Wie man liest, möchte Herr Koch am liebsten Hunderttausende von Jobs für die Bezieher freistellen. Überhaupt soll das Dazuverdienen einfacher gemacht werden. Einfacher, Herr Ministerpräsident? Es geht wohl darum, dass jeder Bezieher nur ca 100 Euro dazuverdienen darf. Viele tragen Zeitungen aus oder machen sonst einen Minimaljob, um die kargen Bezüge aufzubessern. Was darüber hinausgeht, zieht die Arge an. Und deshalb geht es auch kaum darüber hinaus bei den meisten.
Da beklagt Herr Koch die mangelnde Motivation. Wer "fremdgeht", also für einen anderen Anbieter als die Arge arbeitet, handelt sich ziemliche Schwierigkeiten ein. Der daraus resultierende Papierkrieg und die dauernden Kontrollen sind zermürbend. Einfacher ist es, sich in irgendeine Arbeitskolonne oder ein Callcenter, die mit der Arge einen Deal hat, einreihen zu lassen. Davon hat man zwar nicht mehr, aber nach der Knochenarbeit wenigstens seine Ruhe. Gefragt wird sowieso keiner.

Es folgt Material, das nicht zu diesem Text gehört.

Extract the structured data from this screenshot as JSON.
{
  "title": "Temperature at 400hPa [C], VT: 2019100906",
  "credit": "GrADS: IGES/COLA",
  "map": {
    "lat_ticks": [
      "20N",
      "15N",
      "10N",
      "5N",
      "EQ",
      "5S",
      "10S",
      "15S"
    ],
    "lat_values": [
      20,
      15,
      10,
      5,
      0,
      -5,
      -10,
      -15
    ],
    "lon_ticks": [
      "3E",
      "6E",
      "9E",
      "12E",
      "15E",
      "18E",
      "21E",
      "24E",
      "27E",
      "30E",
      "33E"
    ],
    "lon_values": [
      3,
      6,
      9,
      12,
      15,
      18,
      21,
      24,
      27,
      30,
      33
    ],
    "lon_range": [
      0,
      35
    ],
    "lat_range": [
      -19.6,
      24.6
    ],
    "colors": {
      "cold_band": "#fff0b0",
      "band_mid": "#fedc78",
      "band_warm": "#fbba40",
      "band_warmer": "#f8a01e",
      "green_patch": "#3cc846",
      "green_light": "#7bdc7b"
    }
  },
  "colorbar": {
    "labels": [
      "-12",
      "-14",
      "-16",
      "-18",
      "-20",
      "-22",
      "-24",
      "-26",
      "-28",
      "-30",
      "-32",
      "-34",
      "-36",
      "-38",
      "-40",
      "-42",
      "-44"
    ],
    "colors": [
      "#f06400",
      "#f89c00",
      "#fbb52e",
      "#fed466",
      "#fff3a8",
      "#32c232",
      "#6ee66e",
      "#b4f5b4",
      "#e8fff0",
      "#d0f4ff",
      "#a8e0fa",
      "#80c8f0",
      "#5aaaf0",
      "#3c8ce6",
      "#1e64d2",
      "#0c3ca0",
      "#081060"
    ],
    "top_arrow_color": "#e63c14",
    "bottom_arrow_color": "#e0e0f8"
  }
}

Diese Zustände will Herr Koch also noch ausweiten mit seinem Modell, vermutlich will er auch sehen, wie die Schwarzarbeitsquote alle Rekorde bricht seit ihrer Erfindung. Und diesen Spaß wird er wohl auch haben, das ist jetzt schon absehbar.
Die Frage ist, wann wird dieser Ritt auf dem Tiger enden, wenn drei Viertel der Bevölkerung als Sklaven vermietet werden? Wenn die Kliniken anfangen, Ärzte zu entlassen, die dann von der Arge in eben demselben Krankenhaus für 1,50 pro Stunde Bereitschaft schieben müssen? Na gut, solange das keinen Einfluss auf die medizinische Sorgfalt hat ...
© "Lohnpolitik: Der Ritt auf dem Tiger": Textbeitrag von Winfried Brumma (Pressenet), 2010.